I finanzieri del comando provinciale di Messina hanno dato esecuzione ad un nuovo provvedimento di sequestro di un bar nei confronti della figlia di un noto boss mafioso messinese. Quest’ultimo, recentemente balzato agli onori della cronaca nell’ambito dell’operazione antimafia “Provinciale”, eseguita dai finanzieri del nucleo di polizia economico e finanziaria di Messina, insieme a personale dell’arma dei carabinieri e della polizia di Stato – era stato sottoposto, lo scorso aprile, alla misura della custodia cautelare in carcere per le ipotesi di reato di associazione per delinquere di stampo mafioso, trasferimento fraudolento di valori e scambio elettorale politico-mafioso.

Le misure previste nel “Codice antimafia”

Lo scorso settembre, in una nuova ordinanza di misure cautelari emessa dal gip del tribunale di Messina, su richiesta della Procura distrettuale antimafia e antiterrorismo di Messina, veniva contestato alla figlia del boss il reato di trasferimento fraudolento di valori. Secondo l’ipotesi d’accusa, comunque basate su imputazioni provvisorie e che dovranno trovare conferma in dibattimento e nei successivi gradi di giudizio, proprio al fine di eludere le disposizioni in materia di misure patrimoniali previste dal “Codice antimafia”, ovvero di agevolare la commissione di altri delitti, quali ricettazione, riciclaggio e impiego di denaro, beni o utilità di provenienza illecita, la donna avrebbe assunto fittiziamente la titolarità di queste attività commerciali, che si trovano nel centralissimo corso Cavour di Messina e note per essere meta preferita della movida giovanile.

Sperequazione tra redditi e proprietà

Gli elementi indiziari hanno trovato convergenza, anche grazie ad una ricostruzione delle disponibilità patrimoniali acquisite nell’ultimo ventennio dal boss e dai componenti del suo nucleo familiare. Indagini finalizzate a verificare la compatibilità delle disponibilità patrimoniali rispetto alle capacità reddituali dichiarate. Da qui veniva restituito un quadro di “evidente sperequazione” tra gli incrementi patrimoniali rispetto al reddito legittimamente prodotto. Questo consentiva al giudice di disporre il sequestro preventivo, nei confronti della giovane donna, di due attività commerciali, una quota pari al 25% di una srl, altri 2 fabbricati, un autoveicolo e denaro contante pari a 15 mila euro.

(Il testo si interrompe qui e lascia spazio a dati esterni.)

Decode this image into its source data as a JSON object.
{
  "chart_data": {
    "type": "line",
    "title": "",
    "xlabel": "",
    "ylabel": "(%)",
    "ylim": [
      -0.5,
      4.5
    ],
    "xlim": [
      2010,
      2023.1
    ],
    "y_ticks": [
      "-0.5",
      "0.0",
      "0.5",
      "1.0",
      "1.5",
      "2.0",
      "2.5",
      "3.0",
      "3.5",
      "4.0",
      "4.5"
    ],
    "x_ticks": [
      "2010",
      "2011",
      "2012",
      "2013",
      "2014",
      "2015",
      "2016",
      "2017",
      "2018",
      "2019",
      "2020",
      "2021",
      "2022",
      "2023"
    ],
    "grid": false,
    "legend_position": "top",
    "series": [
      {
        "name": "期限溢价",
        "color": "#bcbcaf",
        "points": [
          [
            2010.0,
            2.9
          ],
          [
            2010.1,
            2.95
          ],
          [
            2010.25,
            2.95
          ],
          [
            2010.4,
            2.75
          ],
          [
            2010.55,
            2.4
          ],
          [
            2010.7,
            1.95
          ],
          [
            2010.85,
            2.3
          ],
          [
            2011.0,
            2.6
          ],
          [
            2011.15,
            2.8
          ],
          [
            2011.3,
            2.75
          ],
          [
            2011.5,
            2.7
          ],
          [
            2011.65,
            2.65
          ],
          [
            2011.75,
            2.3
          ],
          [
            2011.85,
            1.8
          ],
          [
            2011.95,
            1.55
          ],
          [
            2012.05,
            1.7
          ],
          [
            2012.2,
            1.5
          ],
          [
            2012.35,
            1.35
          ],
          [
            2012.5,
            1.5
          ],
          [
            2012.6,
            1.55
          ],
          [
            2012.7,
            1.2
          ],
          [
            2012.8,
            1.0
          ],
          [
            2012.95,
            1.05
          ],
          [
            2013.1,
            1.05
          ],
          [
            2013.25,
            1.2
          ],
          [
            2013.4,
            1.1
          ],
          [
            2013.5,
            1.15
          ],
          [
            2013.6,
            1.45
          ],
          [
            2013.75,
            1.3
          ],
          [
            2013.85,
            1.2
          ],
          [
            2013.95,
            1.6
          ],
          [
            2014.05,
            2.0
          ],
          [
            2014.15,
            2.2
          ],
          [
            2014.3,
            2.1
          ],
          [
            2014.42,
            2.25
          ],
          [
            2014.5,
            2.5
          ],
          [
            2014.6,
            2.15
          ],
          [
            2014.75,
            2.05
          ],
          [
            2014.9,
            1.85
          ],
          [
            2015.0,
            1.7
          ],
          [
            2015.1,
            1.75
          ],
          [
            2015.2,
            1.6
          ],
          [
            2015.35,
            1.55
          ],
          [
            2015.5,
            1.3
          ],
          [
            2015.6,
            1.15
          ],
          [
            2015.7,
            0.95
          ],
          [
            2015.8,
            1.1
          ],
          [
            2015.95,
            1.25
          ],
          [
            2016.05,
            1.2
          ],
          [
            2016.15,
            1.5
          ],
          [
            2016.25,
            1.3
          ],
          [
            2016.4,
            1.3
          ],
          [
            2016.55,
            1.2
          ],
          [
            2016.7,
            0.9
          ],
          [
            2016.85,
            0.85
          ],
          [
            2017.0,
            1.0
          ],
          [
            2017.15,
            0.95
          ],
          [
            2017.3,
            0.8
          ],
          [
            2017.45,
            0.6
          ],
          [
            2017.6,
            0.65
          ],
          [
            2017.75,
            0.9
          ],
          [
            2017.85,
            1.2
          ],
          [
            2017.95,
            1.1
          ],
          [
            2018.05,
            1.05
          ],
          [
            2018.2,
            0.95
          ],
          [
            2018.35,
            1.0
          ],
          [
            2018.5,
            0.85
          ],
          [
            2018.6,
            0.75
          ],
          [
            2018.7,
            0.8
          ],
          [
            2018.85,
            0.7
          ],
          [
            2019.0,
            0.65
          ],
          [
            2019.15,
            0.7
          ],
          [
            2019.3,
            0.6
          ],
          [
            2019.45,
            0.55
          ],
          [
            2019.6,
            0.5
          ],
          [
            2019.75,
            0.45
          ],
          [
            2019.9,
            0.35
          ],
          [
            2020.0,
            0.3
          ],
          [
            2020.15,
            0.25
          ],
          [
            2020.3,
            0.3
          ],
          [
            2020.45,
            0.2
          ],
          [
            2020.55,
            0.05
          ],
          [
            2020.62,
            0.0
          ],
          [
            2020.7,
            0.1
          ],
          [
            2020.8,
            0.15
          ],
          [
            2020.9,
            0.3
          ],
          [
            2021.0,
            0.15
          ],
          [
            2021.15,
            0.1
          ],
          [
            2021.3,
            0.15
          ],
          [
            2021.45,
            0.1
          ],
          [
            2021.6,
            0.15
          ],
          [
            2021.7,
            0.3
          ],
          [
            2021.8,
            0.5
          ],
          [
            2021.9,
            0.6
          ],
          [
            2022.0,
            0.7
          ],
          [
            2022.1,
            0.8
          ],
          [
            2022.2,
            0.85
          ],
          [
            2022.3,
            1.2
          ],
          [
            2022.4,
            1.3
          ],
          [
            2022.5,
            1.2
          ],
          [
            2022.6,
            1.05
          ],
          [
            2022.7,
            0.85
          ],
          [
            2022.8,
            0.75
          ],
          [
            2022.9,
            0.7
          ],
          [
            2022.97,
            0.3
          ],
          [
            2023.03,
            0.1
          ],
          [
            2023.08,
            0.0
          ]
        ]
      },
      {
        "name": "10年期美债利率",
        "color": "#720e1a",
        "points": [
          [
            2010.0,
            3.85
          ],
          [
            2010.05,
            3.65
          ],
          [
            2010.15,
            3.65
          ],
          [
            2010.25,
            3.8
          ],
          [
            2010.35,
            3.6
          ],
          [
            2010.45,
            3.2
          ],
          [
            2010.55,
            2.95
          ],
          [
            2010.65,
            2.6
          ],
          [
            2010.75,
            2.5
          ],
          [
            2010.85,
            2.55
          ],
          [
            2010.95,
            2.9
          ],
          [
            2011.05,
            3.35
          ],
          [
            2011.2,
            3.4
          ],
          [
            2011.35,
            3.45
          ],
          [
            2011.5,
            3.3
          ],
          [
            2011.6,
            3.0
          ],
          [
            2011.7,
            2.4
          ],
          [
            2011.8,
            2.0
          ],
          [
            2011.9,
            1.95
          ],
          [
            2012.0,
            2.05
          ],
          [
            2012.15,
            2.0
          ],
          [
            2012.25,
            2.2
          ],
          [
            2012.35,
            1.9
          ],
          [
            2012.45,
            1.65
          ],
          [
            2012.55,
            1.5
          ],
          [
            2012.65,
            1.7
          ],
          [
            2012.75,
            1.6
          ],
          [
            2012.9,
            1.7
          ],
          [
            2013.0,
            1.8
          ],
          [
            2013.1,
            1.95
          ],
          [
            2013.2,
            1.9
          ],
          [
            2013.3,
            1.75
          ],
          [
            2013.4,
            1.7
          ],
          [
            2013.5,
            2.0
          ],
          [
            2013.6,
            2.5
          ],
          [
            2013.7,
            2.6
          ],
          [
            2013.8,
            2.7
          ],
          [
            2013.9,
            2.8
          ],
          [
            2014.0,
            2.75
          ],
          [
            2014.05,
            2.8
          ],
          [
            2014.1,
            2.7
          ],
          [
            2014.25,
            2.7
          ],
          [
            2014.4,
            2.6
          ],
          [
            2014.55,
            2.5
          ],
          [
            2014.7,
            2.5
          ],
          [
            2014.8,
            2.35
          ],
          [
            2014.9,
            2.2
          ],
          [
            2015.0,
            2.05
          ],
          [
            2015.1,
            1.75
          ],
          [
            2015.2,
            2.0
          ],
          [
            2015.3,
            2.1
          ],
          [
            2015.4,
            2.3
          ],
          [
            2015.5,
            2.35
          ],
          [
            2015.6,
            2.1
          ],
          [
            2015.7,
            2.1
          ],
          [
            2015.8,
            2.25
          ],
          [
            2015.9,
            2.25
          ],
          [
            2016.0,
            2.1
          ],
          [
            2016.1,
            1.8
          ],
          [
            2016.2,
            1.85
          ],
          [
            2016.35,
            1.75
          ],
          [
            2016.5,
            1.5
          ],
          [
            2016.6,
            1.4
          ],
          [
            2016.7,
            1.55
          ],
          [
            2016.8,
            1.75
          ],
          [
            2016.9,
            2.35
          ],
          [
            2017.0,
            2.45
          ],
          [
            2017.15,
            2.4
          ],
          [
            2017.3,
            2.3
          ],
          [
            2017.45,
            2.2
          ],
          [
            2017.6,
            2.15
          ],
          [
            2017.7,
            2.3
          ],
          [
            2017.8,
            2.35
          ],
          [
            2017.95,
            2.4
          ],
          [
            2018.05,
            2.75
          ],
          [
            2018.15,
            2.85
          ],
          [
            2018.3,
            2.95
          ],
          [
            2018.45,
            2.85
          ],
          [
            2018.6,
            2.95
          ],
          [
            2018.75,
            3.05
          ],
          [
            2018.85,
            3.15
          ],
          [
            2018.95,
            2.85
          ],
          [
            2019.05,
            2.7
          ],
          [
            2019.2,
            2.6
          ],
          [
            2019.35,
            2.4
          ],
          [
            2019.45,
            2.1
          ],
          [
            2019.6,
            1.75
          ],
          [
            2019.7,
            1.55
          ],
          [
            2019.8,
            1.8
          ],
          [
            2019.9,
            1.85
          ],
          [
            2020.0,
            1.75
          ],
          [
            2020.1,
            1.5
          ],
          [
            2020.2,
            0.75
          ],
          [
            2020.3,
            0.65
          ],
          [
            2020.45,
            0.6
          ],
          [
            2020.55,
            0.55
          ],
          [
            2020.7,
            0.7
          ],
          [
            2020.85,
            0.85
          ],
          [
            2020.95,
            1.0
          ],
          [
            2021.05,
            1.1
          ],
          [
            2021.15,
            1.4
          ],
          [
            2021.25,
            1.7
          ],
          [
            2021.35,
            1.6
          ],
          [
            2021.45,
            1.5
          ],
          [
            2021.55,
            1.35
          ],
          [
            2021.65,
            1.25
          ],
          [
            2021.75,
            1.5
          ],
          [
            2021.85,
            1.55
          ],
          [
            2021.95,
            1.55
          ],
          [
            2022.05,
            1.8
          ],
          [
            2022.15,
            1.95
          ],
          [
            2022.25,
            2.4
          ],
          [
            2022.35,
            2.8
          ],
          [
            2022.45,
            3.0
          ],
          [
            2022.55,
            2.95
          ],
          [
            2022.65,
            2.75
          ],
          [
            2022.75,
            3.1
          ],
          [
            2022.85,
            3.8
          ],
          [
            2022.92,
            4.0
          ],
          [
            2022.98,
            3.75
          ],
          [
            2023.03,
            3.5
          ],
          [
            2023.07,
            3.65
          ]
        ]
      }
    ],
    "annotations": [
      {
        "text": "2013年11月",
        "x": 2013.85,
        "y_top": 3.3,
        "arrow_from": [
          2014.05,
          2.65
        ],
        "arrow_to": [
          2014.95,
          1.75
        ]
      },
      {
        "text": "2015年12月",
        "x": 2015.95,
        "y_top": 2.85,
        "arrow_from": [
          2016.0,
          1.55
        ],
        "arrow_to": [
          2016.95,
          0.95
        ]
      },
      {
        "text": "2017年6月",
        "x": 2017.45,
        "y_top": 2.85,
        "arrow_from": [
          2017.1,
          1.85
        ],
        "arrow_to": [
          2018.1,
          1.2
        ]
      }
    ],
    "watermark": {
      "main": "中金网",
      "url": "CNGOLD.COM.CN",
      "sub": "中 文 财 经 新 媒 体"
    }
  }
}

Spunta fuori quest’altro locale

Traendo spunto investigativo dalla documentazione e dagli elementi di prova rinvenuti durante l’esecuzione del sequestro preventivo delle attività commerciali, gli specialisti del Gico del nucleo Pef di Messina hanno accertato la disponibilità del boss di un ulteriore esercizio commerciale. È stato acclarato, inoltre, come questa attività economica, fittiziamente gestita dalla figlia del boss, presenti, ancora una volta, un valore sproporzionato rispetto alle lecite fonti di reddito dichiarate dal nucleo familiare. Per tale ragione, il locale tribunale del riesame ne ha disposto il sequestro preventivo.